Background: The impact of social support on the long-term condition after a spinal cord injury (SCI) varies across studies mainly involving self-report questionnaires.
Objective: We aimed to establish the common factors associated with social support leading individuals with an SCI to the effective prevention of secondary complications, including via adherence to medical follow-up.
Methods: Inclusion criteria were a history of acquired SCI of any etiology, wheelchair use, and age≥18 years at the time of the study. Participants should have completed their initial rehabilitation program in France≥1 year earlier and were also enrolled according to 2 related study variables: routine medical follow-up (patients were or were not followed up) and the medically supervised reporting of a pressure ulcer after the initial rehabilitation session (0 or≥1 pressure ulcers). We performed a preparatory quantitative and qualitative literature review to identify factors affecting long-term follow-up after SCI, then adopted a narrative design with semi-structured interviews, transcribed and analyzed progressively by using qualitative analysis software.

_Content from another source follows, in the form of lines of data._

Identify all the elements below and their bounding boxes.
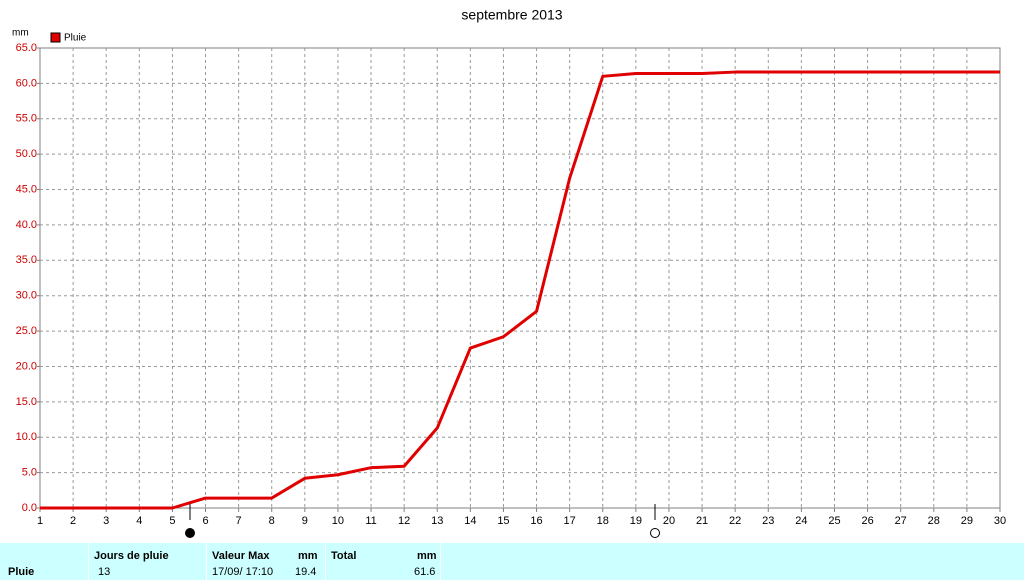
x-tick-label: 5 — [169, 515, 175, 527]
line — [40, 70, 1000, 510]
x-tick-label: 13 — [431, 515, 443, 527]
legend-swatch — [50, 32, 61, 43]
y-tick-label: 40.0 — [16, 219, 37, 231]
plot-frame — [39, 47, 1001, 509]
x-tick-label: 22 — [729, 515, 741, 527]
y-tick-label: 10.0 — [16, 431, 37, 443]
x-tick-label: 24 — [795, 515, 807, 527]
x-tick-label: 6 — [202, 515, 208, 527]
moon-new — [650, 528, 660, 538]
summary-table: Pluie Jours de pluie 13 Valeur Max mm 17… — [0, 543, 1024, 580]
x-tick-label: 29 — [961, 515, 973, 527]
x-tick-label: 2 — [70, 515, 76, 527]
cell: 13 — [98, 566, 111, 578]
y-tick-label: 45.0 — [16, 183, 37, 195]
y-tick-label: 5.0 — [22, 467, 37, 479]
x-tick-label: 18 — [597, 515, 609, 527]
x-tick-label: 15 — [497, 515, 509, 527]
row-label: Pluie — [8, 566, 35, 578]
x-tick-label: 12 — [398, 515, 410, 527]
x-tick-label: 1 — [37, 515, 43, 527]
x-tick-label: 7 — [236, 515, 242, 527]
separator — [325, 543, 326, 580]
x-tick-label: 16 — [530, 515, 542, 527]
x-tick-label: 8 — [269, 515, 275, 527]
header: Total — [331, 550, 357, 562]
x-tick-label: 9 — [302, 515, 308, 527]
x-tick-label: 25 — [828, 515, 840, 527]
x-tick-label: 27 — [895, 515, 907, 527]
x-tick-label: 26 — [861, 515, 873, 527]
moon-full — [185, 528, 195, 538]
x-tick-label: 28 — [928, 515, 940, 527]
chart: septembre 2013 mm 0.0 5.0 10.0 15.0 20.0 25.0… — [12, 7, 1006, 538]
separator — [88, 543, 89, 580]
x-tick-label: 23 — [762, 515, 774, 527]
y-tick-label: 55.0 — [16, 113, 37, 125]
y-tick-label: 65.0 — [16, 42, 37, 54]
x-tick-label: 19 — [630, 515, 642, 527]
y-tick-label: 0.0 — [22, 502, 37, 514]
chart-title: septembre 2013 — [461, 7, 562, 23]
y-tick-label: 25.0 — [16, 325, 37, 337]
y-tick-label: 15.0 — [16, 396, 37, 408]
y-tick-label: 60.0 — [16, 77, 37, 89]
x-tick-label: 10 — [332, 515, 344, 527]
y-tick-label: 30.0 — [16, 290, 37, 302]
x-tick-label: 20 — [663, 515, 675, 527]
x-tick-label: 3 — [103, 515, 109, 527]
x-tick-label: 17 — [564, 515, 576, 527]
cell: 19.4 — [295, 566, 317, 578]
x-tick-label: 11 — [365, 515, 376, 527]
header: Jours de pluie — [94, 550, 169, 562]
x-tick-label: 14 — [464, 515, 476, 527]
header-unit: mm — [417, 550, 437, 562]
cell: 61.6 — [414, 566, 436, 578]
y-tick-label: 50.0 — [16, 148, 37, 160]
x-tick-label: 4 — [136, 515, 142, 527]
y-tick-label: 35.0 — [16, 254, 37, 266]
x-tick-label: 30 — [994, 515, 1006, 527]
separator — [206, 543, 207, 580]
header: Valeur Max — [212, 550, 270, 562]
y-axis-unit: mm — [12, 28, 29, 39]
x-tick-label: 21 — [696, 515, 708, 527]
y-tick-label: 20.0 — [16, 360, 37, 372]
separator — [440, 543, 441, 580]
legend-label: Pluie — [64, 33, 87, 44]
cell: 17/09/ 17:10 — [212, 566, 274, 578]
header-unit: mm — [298, 550, 318, 562]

Results: We included 32 participants. We categorized our results based on the knowledge, attitudes, beliefs and practices of participants with respect to pressure ulcer prevention and long-term medical follow-up. Our narrative approach allowed us to identify 3 main domains relevant to social support: reciprocity, self-management and timing related to social support.

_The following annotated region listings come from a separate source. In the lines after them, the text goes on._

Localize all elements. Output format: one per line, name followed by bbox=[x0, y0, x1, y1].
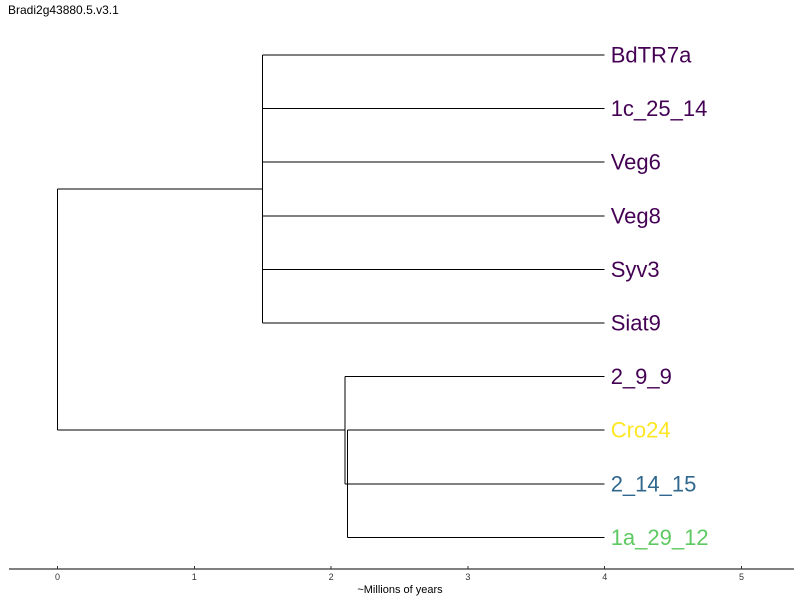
x-axis-title: ~Millions of years bbox=[357, 584, 443, 596]
x-tick-label: 4 bbox=[602, 572, 607, 582]
tip-label: Syv3 bbox=[611, 257, 660, 282]
chart-title: Bradi2g43880.5.v3.1 bbox=[8, 3, 119, 17]
tree-branches bbox=[57, 54, 605, 538]
tip-label: Cro24 bbox=[611, 418, 671, 443]
x-tick-label: 0 bbox=[55, 572, 60, 582]
x-axis-ticks: 0 1 2 3 4 5 bbox=[55, 566, 744, 582]
tip-label: 2_14_15 bbox=[611, 471, 697, 496]
tip-label: Siat9 bbox=[611, 311, 661, 336]
tip-label: BdTR7a bbox=[611, 43, 692, 68]
x-tick-label: 1 bbox=[192, 572, 197, 582]
x-tick-label: 2 bbox=[329, 572, 334, 582]
x-tick-label: 5 bbox=[739, 572, 744, 582]
tip-label: Veg6 bbox=[611, 150, 661, 175]
tip-label: 1a_29_12 bbox=[611, 525, 709, 550]
x-tick-label: 3 bbox=[465, 572, 470, 582]
tip-label: 1c_25_14 bbox=[611, 96, 708, 121]
tip-labels: BdTR7a 1c_25_14 Veg6 Veg8 Syv3 Siat9 2_9_9 Cro2… bbox=[611, 43, 709, 550]
tip-label: 2_9_9 bbox=[611, 364, 672, 389]
tip-label: Veg8 bbox=[611, 203, 661, 228]
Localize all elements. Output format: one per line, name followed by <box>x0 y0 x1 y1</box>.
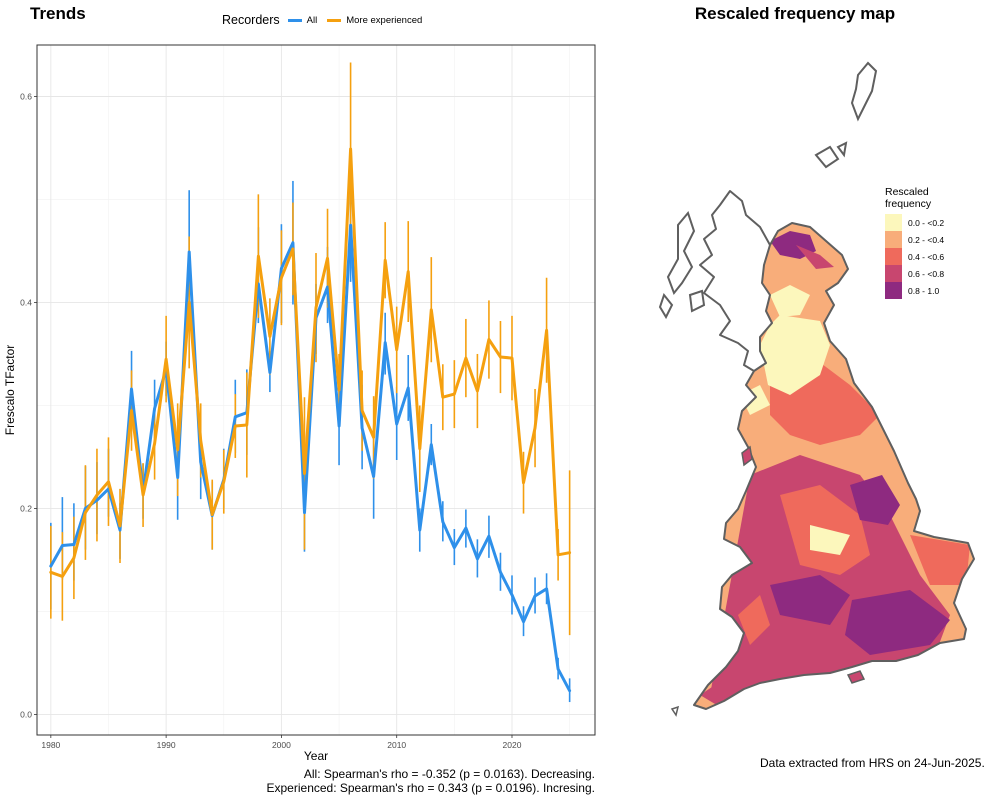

Conclusions: Our study showed social support as a dynamic process, a reciprocal phenomenon evolving in variations over time. These findings should be central to short- and long-term therapeutic education programs for patients and for people providing social support. Effective changes should also be implemented through the concept of the Learning Health System.
Keywords: Grounded theory; Interview; Reciprocity; Self-management; Social support; Spinal cord injury; Temporality.